Since you won’t often include references in your normal application documents, put them in a separate document. Just save a copy of your resume, delete all but your contact header at the top, and enter each person’s details using the same font and general format scheme on your resume.  If your job titles are in bold and company names are in italic on the resume, here’s how your references page might look:

  • Resume Reference Examples

Raymond Ortiz

123 Bedford Ave., New York, NY 12345 | (123) 456-7890 | [email protected]

Professional References

Joseph Corbin

Operations Manager, ABC Company, Inc.

[email protected]

(123) 456-7890

Philadelphia, PA

Hideo Araki

Former Sales Manager, XYZ Corporation

[email protected]

(123) 456-7890

Boston, MA

Amar Singh

Former Sales Associate, LMN Company, Inc.

[email protected]

(123) 456-7890

San Francisco, CA

Why Your Resume Shouldn’t Include References

You may be wondering why you’re supposed to leave references off your resume. Even if an employer didn’t request them, references couldn’t hurt your overall candidacy, right? The reason is that references fall outside the normal focus and purpose of a resume.

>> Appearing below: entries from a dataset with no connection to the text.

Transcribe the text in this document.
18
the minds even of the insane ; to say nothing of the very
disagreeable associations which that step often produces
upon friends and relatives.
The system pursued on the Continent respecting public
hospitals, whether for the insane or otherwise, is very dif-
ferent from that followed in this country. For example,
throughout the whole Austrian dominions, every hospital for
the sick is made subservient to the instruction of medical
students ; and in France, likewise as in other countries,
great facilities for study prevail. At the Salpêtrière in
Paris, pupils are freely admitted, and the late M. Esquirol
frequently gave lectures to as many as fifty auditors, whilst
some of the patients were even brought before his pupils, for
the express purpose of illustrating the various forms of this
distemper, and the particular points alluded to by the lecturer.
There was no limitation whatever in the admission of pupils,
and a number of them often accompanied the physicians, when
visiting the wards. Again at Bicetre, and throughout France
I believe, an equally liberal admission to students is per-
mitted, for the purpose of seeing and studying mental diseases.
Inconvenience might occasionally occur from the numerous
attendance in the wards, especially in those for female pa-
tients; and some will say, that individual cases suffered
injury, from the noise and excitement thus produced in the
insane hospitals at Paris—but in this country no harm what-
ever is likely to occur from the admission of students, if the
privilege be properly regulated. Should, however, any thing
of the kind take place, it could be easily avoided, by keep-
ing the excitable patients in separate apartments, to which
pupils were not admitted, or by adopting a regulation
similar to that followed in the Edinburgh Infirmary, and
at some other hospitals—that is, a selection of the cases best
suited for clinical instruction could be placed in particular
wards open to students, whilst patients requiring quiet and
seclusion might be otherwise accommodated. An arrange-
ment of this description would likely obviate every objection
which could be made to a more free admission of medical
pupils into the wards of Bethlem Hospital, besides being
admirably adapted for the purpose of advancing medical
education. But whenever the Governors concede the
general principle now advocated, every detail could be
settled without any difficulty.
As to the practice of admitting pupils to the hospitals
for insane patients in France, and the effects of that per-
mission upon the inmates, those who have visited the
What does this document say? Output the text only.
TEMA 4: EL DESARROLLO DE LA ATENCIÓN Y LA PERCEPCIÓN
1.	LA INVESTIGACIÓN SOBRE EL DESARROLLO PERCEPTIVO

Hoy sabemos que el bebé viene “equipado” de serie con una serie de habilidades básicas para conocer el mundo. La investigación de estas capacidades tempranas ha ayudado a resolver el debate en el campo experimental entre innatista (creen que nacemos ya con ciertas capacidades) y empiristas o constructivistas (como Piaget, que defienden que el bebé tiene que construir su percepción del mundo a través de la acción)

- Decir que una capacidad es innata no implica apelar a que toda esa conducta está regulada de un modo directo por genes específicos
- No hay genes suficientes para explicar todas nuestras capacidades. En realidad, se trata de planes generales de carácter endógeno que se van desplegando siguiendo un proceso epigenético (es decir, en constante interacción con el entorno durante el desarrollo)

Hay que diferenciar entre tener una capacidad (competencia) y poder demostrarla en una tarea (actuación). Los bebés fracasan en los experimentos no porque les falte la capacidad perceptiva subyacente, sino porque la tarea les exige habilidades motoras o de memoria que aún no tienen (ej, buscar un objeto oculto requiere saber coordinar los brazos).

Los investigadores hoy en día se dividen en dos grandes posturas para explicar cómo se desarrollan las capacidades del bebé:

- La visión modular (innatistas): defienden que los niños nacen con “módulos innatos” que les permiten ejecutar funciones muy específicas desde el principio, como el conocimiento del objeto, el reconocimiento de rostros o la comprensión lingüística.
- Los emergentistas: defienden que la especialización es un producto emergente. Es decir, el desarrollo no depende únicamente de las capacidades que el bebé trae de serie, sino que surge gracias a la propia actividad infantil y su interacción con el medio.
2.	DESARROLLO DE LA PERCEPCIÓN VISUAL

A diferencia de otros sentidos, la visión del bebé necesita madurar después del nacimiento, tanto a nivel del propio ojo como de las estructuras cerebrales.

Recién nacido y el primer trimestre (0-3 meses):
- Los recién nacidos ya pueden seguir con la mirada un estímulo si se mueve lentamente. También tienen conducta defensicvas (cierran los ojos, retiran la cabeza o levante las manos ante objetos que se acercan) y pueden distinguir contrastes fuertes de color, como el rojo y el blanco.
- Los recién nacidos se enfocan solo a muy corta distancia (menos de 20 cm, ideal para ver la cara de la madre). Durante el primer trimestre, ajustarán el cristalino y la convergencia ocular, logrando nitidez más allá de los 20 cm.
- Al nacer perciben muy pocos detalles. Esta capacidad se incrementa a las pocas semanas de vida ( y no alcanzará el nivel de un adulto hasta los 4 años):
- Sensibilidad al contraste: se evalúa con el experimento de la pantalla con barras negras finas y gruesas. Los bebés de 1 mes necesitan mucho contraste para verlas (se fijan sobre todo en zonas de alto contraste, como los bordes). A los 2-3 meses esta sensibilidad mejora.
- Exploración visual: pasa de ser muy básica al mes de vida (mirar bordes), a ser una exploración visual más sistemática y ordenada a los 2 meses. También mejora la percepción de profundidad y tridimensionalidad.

Fundamentally, your resume should be your answer to a hiring manager’s question: “What qualifications do you bring to the role I’m trying to fill?” You can leave out pretty much everything that falls outside the scope of that answer, aside from the very basics on any recent unrelated jobs.

Viewed in this light, your reference details are something of a non sequitur as they don’t answer the question at hand. Imagine a hiring manager sitting across the desk from you in an interview, and saying “So tell me a little about your qualifications.” You might reply by talking about your years of related work experience, a recent achievement, or a key certification you’ve earned – all things naturally featured on a resume. But it’s unlikely you’d reply by saying “Joseph Corbin, Operations Manager of ABC Company, Inc., whose contact information is [email protected] and (123) 456-7890, likes me.”

Another way to remember this rule: If your overall job application is the case you’re making that you should be hired, think of the resume as your opening argument, which is clear, compelling, and focused on essential points. In the same way you wouldn’t call witnesses to your opening argument, you don’t put references in your resume – they’re important, but they come later.

Side note: You can also omit the common resume line “References available upon request” for the same reason and because that’s already assumed by the hiring manager.

How to Cultivate and Maintain Valuable References

It is important to gain any permission before you cite anyone as a reference. As soon as anyone agrees to be your reference, do these three things in order:

  • Thank them heartily.
  • Tell them about your job search goals if you haven’t already — consider jotting down some notes on your target job title, duties, industry, or company size.
  • Give them a copy of your current resume.

Giving the person your resume stops well short of telling them what to say on your behalf, which you definitely shouldn’t do. But it does give them helpful context on how you’re presenting yourself and the things they may be asked about by a hiring manager. It also ensures your reference and the hiring manager are on the same page (literally) throughout any correspondence they have about your background details.

Once you accept your next job, let all your references know the good news, and thank them again for their support. You might not even know whether they were contacted, but no matter.

At this point, you may understandably wish to take some of your references out to lunch, or otherwise return their favor in some direct way. But think twice about having a quid pro quo dynamic with your references – it can cause a conflict of interest that muddles any future reference requests that take place between you. Better to simply appreciate each reference for what it is: a genuine favor, an account of your prior success, and a vote of confidence in your future work.

And for those colleagues who’ve worked closely with you and know your strengths, just hearing they helped you take the next step will be their best reward of all.